Goibniu, in his usual helpful way, had suggested several likely candidates, but most of them seemed to be in some way related to the necromancers of the Dark Ireland, and Inchbad, who could be firm if he had to, had said, quite severely, that if they were to take on any of that lot, he might as well have surrendered his manhood to the Frost Giantess and have done.
You did not really know when you could trust a necromancer, said Inchbad; they were apt to be out for all they could get, and none too scrupulous about the means they employed to get it. They did not want any of the nasty magic coming in to Ireland. Inchbad harboured one or two lingering suspicions about Goibniu’s discussions with the Robemaker, and was now wishing he had stayed awake a bit more.
They would just have a nice ordinary princess at Tara, he said, and Goibniu had said ‘As Your Majesty wishes,’ and Inchbad had said, ‘I do wish,’ and then had relented, and asked were
there not any pretty young daughters of quite ordinary sorcerers they might approach.

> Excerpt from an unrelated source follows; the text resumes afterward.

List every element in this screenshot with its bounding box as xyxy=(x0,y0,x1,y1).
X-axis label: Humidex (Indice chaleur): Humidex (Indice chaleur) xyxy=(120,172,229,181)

Goibniu had said, thoughtfully, ‘Well, there is Reflection’s daughter, sire. But they say her father was Fael-Inis, and he’s a very tricky one. You might not quite care for that sort of blood in a Consort, Sire?’
‘It might be worth asking,’ Inchbad had said, because he did not really mind what sort of blood his Consort had so long as she was sufficiently pretty and rich, and he was, in fact, rather pleased at the way in which he had worked the discussion round to where he wanted it. Goibniu had gone away to consider whether they could send envoys of some kind to Reflection to see if she would sell Flame to Inchbad.
Inchbad thought if he had to marry anybody, he would quite like it to be somebody like Flame, who was reputed to be quite outrageously beautiful, and would probably be inheriting Reflection’s money as well. There were rumours that Reflection was over her ears in debt, but Inchbad did not believe this, because he had never yet met a sorcerer or a sorceress who was not extremely rich.
The younger ones were dancing quite strenuously now, and the musicians were beginning to look flushed and shiny-faced. It might be better if they took a rest, because Caspar and Goibniu would be bringing up the caged Humans at any minute. The scullions had already dragged in the great iron squares, half black and half red, and were arranging them at the centre of the Sun Chamber.
The point of the game was to heat only some of the squares, and thus prolong the outcome, and Inchbad had made his selection earlier, frowning over which squares to order heated. It was an important matter, and it would not do to get it wrong. While the squares were being set out, one of the musicians asked permission to sing a song he had written about the Feargach Grian, and two of Inchbad’s most loyal Courtiers said what a remarkable sight it had been to see it.